Je ne vais pas prétendre que l'enrênement est toujours une mauvaise idée dans l'absolu — ce serait malhonnête, et je n'ai ni le diplôme ni le recul pour trancher aussi net. Utilisé ponctuellement, sous l'œil d'un professionnel, sur un cheval déjà musclé et pour une raison précise, ce n'est pas la même situation qu'un enrênement fixe posé tous les jours sur un jeune cheval encore en pleine croissance. La nuance est là : le problème n'est pas l'outil en lui-même, c'est la précipitation.

Par où commencer sans enrênement, concrètement

Une fois que j'ai décidé d'arrêter les raccourcis, j'ai cherché une méthode qui avance sans ces artifices. C'est comme ça que je suis tombé sur le programme Débourrage du Jeune Poulain, qui insiste beaucoup sur le travail à pied et la mise en confiance avant toute monte. Il affiche une note de 4.6, et je comprends pourquoi : ça donne des repères concrets pour se passer de ficelles. J'ai aussi raconté comment j'ai choisi ma formation pour le débourrage de mon poulain, parce que ce choix pèse sur tout le reste de la vie du cheval.

Sur les conseils d'un cavalier plus expérimenté du club, j'ai un jour tenté un raccourci différent : je l'ai laissé monter le premier, en me disant que sa présence tranquille suffirait à rassurer mon cheval pour le premier montoir. Mon jeune hongre a paniqué presque aussitôt. Ce n'était pas une question de talent du cavalier, c'était une question de préparation qu'on avait sautée. Savoir reconnaître qu'un cheval est prêt pour le premier montoir, c'est encore un sujet à part entière, et je ne le traite pas ici.

Les toutes premières séances de longe au rond de longe demandent, elles aussi, leur propre patience — je n'y reviens pas non plus, ce n'est pas le sujet du jour.

Le choix de la première selle, avec les erreurs classiques qu'on peut y faire, c'est encore une autre question entière. Je préfère y renvoyer plutôt que de la traiter à moitié ici.

Ce que je retiens, et ce qui vient après

Aujourd'hui, quand je monte pour une séance en carrière, c'est avec un filet simple et rien d'autre. Mon hongre étend l'encolure, prend un contact léger avec ma main, et je sens son dos monter sous la selle par choix, pas par contrainte.

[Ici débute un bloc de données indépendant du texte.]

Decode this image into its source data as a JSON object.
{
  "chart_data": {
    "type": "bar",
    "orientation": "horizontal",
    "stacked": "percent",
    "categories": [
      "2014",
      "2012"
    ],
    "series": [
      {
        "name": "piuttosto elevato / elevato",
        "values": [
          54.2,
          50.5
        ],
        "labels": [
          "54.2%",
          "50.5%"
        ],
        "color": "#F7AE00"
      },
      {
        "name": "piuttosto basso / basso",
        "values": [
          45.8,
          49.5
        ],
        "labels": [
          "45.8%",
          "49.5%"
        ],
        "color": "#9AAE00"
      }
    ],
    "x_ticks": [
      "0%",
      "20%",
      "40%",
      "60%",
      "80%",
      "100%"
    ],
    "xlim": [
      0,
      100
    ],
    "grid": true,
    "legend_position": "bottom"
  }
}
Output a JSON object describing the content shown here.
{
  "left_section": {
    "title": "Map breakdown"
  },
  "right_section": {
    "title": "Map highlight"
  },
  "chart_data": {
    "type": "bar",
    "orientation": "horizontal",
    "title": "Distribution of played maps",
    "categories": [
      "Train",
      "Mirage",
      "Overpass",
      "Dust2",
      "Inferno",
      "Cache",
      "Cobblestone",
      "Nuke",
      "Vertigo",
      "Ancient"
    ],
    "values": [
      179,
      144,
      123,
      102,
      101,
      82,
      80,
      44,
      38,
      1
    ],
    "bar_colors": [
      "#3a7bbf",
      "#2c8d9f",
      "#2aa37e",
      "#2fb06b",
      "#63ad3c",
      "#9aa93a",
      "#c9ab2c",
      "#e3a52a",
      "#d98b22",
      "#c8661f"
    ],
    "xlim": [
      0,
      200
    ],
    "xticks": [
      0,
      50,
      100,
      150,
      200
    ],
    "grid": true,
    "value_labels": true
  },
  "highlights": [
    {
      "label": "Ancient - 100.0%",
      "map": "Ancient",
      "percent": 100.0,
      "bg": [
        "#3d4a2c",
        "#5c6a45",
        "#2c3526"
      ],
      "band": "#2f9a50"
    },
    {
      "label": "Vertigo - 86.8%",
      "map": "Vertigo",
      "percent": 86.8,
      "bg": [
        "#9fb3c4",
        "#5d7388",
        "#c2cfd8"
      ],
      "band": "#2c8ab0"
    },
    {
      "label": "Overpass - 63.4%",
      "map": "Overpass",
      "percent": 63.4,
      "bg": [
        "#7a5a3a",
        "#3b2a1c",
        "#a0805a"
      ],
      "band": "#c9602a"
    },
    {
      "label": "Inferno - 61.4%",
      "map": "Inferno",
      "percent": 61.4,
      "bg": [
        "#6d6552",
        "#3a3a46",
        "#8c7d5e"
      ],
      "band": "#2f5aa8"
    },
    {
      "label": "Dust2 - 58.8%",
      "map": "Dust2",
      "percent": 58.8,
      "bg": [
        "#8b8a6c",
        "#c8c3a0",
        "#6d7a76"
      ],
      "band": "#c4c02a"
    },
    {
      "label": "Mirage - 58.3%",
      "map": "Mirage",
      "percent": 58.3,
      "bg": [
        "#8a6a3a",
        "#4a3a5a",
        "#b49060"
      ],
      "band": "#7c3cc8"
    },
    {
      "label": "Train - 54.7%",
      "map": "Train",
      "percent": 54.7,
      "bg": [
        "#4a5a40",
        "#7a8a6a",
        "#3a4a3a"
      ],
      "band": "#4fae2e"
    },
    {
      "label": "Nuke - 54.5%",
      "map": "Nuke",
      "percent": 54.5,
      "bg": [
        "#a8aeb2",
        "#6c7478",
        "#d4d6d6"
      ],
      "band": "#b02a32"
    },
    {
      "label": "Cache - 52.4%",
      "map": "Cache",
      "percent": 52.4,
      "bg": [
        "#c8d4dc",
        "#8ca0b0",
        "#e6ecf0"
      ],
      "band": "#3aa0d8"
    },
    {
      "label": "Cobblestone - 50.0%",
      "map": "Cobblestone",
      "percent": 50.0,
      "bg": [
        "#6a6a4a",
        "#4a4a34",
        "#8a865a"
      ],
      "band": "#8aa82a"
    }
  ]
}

Le conseil que je peux donner à un amateur qui débute, c'est de laisser les enrênements au placard au moins au début, d'observer les pieds de son cheval plus que sa tête, et de se rappeler que la patience reste l'outil le plus utile qu'on ait à l'écurie.

Pour ceux qui veulent aller plus loin une fois les bases posées, je regarde de mon côté vers L'Appuyer (dressage du cheval) — mais la cession latérale, c'est une étape qui vient bien après, une fois que le cheval a assez de décontraction pour ça. Chaque chose en son temps.

Si vous voulez un guide structuré pour éviter les erreurs que j'ai faites au début, jetez un œil au programme Débourrage du Jeune Poulain. C'est surtout un investissement de patience, mais la relation que vous construirez avec votre jeune cheval vaut largement ça.

Et si votre cheval devient dangereux, ou que vous êtes complètement bloqué, ne restez pas seul dans votre coin : un moniteur qualifié ou un vétérinaire pourra vérifier qu'il n'y a pas de douleur physique cachée derrière le comportement. Ce qui a marché pour mon cheval demande presque toujours quelques ajustements pour le vôtre.